Lasting economic growth can only come from the private sector, which is the source of every single dollar of income generated within our society. The uncomfortable truth is that no public policy will likely make much of a positive economic impact in the near term, but the problems have only been exasperated by an Administration more focused on class warfare and the expansion of bureaucratic control over the private sector. I hope we do not have to wait until 2013 for the economy to really improve, but since it’s clear that the Administration has no intention of reversing course, the only hope for improvement is that it becomes evident sooner rather than later that the President will only be serving one term.

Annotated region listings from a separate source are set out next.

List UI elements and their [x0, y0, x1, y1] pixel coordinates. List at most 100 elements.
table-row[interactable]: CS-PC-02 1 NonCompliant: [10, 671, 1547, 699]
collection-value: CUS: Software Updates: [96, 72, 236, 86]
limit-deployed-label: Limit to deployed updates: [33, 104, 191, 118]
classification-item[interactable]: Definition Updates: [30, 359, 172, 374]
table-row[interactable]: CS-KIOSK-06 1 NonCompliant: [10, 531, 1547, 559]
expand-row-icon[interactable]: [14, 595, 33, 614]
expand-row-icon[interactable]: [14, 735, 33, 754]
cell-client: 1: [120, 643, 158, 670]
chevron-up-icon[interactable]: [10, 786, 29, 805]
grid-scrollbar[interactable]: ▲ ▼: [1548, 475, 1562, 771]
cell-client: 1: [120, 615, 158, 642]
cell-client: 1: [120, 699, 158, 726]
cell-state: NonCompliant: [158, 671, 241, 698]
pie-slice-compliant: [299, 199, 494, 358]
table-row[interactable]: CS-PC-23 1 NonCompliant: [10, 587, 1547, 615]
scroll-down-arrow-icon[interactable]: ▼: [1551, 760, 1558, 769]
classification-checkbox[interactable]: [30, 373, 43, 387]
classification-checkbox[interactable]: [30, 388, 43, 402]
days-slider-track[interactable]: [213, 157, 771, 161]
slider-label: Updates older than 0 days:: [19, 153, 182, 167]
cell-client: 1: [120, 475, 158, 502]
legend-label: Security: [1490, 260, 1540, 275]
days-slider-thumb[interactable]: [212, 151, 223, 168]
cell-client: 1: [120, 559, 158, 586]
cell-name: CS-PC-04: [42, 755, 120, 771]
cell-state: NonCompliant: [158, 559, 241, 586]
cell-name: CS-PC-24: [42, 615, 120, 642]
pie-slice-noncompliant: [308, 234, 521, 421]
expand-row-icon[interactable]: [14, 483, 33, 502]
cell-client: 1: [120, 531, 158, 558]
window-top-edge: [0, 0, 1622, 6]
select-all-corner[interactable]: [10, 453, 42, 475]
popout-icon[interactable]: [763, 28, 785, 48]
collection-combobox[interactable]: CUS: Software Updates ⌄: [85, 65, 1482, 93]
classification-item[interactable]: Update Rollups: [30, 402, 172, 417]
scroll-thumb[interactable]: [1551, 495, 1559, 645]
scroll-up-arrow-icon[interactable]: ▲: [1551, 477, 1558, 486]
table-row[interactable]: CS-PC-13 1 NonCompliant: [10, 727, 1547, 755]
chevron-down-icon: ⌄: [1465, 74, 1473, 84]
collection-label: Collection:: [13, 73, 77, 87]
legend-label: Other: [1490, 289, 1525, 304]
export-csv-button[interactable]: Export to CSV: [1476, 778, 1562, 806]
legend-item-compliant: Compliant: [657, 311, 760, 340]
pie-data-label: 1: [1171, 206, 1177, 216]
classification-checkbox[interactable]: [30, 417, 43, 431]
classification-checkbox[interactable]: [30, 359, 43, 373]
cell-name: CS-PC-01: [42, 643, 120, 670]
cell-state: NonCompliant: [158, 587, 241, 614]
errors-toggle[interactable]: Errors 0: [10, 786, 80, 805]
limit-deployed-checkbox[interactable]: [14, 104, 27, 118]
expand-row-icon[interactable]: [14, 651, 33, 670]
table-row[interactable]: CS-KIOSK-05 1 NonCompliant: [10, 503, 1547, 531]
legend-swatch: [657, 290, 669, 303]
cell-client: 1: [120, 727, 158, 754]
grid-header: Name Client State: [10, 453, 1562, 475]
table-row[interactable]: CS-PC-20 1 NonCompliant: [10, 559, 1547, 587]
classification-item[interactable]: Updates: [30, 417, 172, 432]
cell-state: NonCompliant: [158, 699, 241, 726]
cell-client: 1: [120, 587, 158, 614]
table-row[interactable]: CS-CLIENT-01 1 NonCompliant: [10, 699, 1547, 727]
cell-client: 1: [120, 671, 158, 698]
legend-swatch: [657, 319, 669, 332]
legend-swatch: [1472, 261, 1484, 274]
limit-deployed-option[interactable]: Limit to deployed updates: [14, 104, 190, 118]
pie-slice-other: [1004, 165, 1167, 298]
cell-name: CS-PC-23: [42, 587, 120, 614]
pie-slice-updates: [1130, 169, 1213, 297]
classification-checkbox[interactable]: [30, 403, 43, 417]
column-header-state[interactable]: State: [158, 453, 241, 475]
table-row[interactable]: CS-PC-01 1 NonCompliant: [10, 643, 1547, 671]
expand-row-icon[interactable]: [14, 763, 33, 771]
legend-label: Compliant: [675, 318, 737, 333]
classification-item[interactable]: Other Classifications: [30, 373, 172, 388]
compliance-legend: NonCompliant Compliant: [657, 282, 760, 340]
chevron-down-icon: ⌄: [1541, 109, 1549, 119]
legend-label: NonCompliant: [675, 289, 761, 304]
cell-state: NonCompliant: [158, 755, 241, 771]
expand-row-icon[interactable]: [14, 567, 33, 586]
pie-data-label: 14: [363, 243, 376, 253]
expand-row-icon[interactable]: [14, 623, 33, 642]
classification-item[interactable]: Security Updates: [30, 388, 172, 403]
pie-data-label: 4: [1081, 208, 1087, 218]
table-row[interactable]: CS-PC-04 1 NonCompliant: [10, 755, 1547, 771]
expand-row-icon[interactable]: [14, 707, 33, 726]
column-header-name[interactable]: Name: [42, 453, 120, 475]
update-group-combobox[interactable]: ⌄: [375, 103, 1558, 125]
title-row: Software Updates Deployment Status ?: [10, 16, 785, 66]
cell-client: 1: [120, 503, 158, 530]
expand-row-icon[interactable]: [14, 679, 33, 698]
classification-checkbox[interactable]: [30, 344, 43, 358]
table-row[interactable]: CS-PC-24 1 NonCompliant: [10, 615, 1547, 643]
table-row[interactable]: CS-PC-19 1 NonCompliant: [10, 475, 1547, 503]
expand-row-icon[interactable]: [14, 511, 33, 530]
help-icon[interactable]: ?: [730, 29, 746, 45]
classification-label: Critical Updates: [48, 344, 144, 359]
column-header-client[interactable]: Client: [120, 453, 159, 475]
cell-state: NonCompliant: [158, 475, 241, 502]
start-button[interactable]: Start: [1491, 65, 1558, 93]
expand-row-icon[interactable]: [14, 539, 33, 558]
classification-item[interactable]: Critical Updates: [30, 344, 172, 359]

Bonus Clip. How many times have we heard defenders of the Recovery Act, and even the President himself, claim that they had no idea just how bad the economy really was before entering office? Well, this clip from a little later in the session with Romer suggests this is not as true as the White House would have us believe:
The truth as you can see is that Romer, as well as many other liberal economists at the time (e.g. Paul Krugman), were arguing for a much bigger stimulus. If you accept the premise that the Recovery Act was at least somewhat effective in mitigating the effects of the recession, as the White House and all its defenders must, then the stimulus was still a tremendous failure on their part. If it was effective, then millions of Americans have continued to suffer because the President did not have the courage or political will to push for a larger stimulus, even when some of his most trusted economic advisers were calling on him to do so. Or it was ineffective, in which case we dumped a trillion dollars of debt on future generations for virtually no lasting economic benefit. I happen to believe it’s the latter but either way this represents a historical-level blunder on the part of the Obama White House.